How does voice activity detection work?
Here’s what happens when audio flows through a VAD system:- Audio Input: Raw audio data enters the VAD system for processing.
- AI VAD Model: The audio is processed through an AI model that contains the core VAD engine.
-
AI VAD Engine: This engine performs three key functions:
- Audio Understanding: Analyzes the audio stream for patterns and characteristics that indicate human speech
- Pattern Recognition: Uses neural processing to distinguish human speech from background noise, music, or silence
- Decision Making: Makes real-time decisions about whether speech is present, often with configurable sensitivity levels
- Speech Detection: The final output indicates whether speech has been detected or not.

How does it work with Stream?
With Vision Agents you get a plugin system that handles all the detection logic for you. Here’s how it works in your calls:- Call Audio: Audio from your Stream video call enters the system.
- VAD Plugin: The VAD plugin processes the incoming audio through the AI processing pipeline.
- AI analysis: The VAD analyses the audio to classify the type of sound - whether it’s speech or just noise. It emits partial events at intervals while it’s analysing audio.

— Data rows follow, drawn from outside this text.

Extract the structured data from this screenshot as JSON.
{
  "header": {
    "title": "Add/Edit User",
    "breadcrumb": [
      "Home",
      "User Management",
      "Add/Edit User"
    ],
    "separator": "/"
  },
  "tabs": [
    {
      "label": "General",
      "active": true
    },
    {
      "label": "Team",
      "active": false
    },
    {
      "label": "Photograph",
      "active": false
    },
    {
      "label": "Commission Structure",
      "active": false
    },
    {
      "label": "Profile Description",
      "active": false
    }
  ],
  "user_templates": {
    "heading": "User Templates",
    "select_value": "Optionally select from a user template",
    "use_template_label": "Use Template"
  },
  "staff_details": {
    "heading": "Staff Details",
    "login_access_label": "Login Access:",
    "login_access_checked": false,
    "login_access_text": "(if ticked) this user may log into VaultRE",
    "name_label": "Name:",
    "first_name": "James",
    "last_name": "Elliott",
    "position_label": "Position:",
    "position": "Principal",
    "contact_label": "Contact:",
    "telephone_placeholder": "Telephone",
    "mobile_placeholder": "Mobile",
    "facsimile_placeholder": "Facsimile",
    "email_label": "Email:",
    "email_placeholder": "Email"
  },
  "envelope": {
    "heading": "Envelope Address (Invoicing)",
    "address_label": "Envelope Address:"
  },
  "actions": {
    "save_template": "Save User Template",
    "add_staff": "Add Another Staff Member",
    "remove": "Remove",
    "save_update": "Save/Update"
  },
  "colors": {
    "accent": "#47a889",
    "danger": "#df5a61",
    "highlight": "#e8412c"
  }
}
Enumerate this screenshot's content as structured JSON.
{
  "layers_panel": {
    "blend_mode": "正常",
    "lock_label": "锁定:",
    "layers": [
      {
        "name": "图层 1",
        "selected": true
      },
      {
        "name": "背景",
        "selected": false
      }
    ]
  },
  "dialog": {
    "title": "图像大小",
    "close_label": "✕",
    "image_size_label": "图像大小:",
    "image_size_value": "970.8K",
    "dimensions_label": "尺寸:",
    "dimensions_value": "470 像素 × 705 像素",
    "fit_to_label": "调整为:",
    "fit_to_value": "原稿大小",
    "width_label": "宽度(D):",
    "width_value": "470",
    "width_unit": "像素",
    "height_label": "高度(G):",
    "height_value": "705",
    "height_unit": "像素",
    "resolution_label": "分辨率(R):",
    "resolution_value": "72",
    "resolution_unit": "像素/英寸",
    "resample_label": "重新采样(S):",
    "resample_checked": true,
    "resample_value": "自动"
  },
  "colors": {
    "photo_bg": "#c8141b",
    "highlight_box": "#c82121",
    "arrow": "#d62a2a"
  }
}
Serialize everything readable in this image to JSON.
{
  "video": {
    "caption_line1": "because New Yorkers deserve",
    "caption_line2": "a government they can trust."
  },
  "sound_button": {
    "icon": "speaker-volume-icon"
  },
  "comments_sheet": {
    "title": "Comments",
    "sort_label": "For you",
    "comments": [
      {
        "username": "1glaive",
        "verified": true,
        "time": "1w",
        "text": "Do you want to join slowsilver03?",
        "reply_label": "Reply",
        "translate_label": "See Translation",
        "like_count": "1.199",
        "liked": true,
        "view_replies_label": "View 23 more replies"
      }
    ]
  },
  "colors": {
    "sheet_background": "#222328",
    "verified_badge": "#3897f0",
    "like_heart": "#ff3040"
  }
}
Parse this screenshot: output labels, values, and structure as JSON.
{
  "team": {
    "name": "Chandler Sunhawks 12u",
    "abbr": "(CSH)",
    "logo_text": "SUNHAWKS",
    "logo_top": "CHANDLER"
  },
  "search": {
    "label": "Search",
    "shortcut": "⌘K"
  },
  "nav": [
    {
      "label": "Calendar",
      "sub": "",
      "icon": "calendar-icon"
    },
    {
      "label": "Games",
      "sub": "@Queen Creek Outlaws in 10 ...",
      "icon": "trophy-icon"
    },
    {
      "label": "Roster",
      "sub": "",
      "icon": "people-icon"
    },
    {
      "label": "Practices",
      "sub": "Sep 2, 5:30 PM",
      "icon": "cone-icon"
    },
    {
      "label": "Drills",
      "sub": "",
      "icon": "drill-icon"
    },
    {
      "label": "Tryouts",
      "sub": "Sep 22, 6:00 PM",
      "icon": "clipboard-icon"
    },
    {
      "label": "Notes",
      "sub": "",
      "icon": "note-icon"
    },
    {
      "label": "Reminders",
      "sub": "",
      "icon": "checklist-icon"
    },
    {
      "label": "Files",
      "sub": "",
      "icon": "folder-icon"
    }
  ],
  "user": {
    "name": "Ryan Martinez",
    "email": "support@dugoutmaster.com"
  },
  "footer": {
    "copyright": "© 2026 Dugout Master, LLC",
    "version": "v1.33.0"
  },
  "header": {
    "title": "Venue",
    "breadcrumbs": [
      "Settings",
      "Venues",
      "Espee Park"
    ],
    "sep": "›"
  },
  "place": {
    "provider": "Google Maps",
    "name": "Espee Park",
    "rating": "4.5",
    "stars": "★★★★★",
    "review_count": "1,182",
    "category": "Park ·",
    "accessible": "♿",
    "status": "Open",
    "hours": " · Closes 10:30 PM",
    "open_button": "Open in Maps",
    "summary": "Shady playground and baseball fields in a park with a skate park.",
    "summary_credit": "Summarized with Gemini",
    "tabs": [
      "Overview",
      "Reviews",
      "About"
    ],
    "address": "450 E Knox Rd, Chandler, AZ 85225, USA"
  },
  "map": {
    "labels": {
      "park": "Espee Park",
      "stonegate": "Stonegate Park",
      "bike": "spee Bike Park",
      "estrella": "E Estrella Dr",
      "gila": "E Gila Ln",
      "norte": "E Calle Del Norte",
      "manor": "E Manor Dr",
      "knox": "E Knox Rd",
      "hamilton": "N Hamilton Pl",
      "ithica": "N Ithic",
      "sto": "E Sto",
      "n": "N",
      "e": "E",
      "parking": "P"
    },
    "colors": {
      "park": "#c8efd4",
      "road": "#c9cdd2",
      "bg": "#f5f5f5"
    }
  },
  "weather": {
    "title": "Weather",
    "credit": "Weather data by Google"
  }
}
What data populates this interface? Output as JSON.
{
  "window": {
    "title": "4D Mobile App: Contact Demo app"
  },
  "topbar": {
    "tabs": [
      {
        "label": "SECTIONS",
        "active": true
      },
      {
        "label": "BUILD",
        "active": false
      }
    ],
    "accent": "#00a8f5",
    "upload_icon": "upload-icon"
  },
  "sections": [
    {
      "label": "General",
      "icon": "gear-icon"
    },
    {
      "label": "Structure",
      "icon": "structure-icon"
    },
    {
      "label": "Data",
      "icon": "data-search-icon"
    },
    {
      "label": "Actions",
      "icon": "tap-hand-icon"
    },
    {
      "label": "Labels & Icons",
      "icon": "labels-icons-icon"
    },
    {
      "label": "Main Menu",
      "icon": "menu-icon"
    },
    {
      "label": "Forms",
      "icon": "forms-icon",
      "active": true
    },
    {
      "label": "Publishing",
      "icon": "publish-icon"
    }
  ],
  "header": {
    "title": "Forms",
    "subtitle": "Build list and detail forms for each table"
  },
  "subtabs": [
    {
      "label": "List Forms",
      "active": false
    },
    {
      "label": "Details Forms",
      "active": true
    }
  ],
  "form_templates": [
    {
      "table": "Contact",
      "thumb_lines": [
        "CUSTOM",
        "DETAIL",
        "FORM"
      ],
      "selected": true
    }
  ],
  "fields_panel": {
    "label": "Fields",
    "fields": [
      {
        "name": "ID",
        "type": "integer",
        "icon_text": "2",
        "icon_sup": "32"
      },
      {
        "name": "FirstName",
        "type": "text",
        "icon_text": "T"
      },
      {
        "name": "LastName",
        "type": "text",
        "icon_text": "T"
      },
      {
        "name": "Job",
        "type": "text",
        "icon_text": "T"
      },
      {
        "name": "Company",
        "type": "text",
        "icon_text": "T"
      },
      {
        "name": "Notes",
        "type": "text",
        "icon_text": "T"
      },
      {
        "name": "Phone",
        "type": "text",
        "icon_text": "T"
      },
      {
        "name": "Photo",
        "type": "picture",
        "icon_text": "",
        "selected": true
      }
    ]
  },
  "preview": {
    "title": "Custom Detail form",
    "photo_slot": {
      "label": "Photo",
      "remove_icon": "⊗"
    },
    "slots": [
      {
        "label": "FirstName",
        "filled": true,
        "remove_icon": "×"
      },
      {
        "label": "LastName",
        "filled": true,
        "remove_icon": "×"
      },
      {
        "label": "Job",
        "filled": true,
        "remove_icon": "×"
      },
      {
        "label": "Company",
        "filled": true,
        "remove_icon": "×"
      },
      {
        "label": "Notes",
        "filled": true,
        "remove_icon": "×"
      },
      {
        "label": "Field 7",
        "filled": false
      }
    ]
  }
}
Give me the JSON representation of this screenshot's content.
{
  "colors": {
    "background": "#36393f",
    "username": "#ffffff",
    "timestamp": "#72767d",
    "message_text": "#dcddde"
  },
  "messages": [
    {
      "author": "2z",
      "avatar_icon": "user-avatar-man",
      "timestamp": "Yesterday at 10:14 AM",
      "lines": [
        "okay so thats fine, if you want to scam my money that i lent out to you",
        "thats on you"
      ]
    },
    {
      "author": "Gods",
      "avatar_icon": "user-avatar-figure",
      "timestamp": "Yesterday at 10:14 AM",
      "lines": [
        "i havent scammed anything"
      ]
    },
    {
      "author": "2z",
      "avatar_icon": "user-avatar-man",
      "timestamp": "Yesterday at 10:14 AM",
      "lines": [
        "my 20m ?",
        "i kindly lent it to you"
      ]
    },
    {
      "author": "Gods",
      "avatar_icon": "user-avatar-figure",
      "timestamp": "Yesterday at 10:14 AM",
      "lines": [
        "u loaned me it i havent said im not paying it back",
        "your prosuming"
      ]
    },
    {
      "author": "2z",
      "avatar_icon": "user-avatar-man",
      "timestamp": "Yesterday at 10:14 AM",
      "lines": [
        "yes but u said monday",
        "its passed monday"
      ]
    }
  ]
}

- Your Application: Your application receives both the analysed audio and its categorisation to respond appropriately. E.g. starting transcription, managing conversation flow, or optimizing performance.

Worked example
Let’s walk through a real-world scenario to see how VAD transforms your application’s intelligence. Imagine you’re building a smart meeting assistant that automatically transcribes conversations. Here’s how VAD makes this system work efficiently: The Scenario: A team meeting with 6 participants in a room with some background noise. What Happens:- The VAD system continuously monitors all audio from the call, analyzing patterns in real-time.
- When someone starts speaking, VAD immediately detects the speech and triggers an “audio” event.
- Your application receives this event and starts the transcription process only for that speaker, saving resources by not processing silence or background noise.
- Your application can then finalize the transcription for that segment and prepare for the next speaker.
- Throughout the meeting, VAD helps manage conversation flow by identifying when different people are speaking, enabling features like speaker identification and turn management.
Voice Activity Detection vs Turn Detection
Voice Activity Detection (VAD) and turn detection solve different problems:- VAD answers: “Is someone speaking right now?”
- Turn Detection answers: “Has the speaker finished their turn?”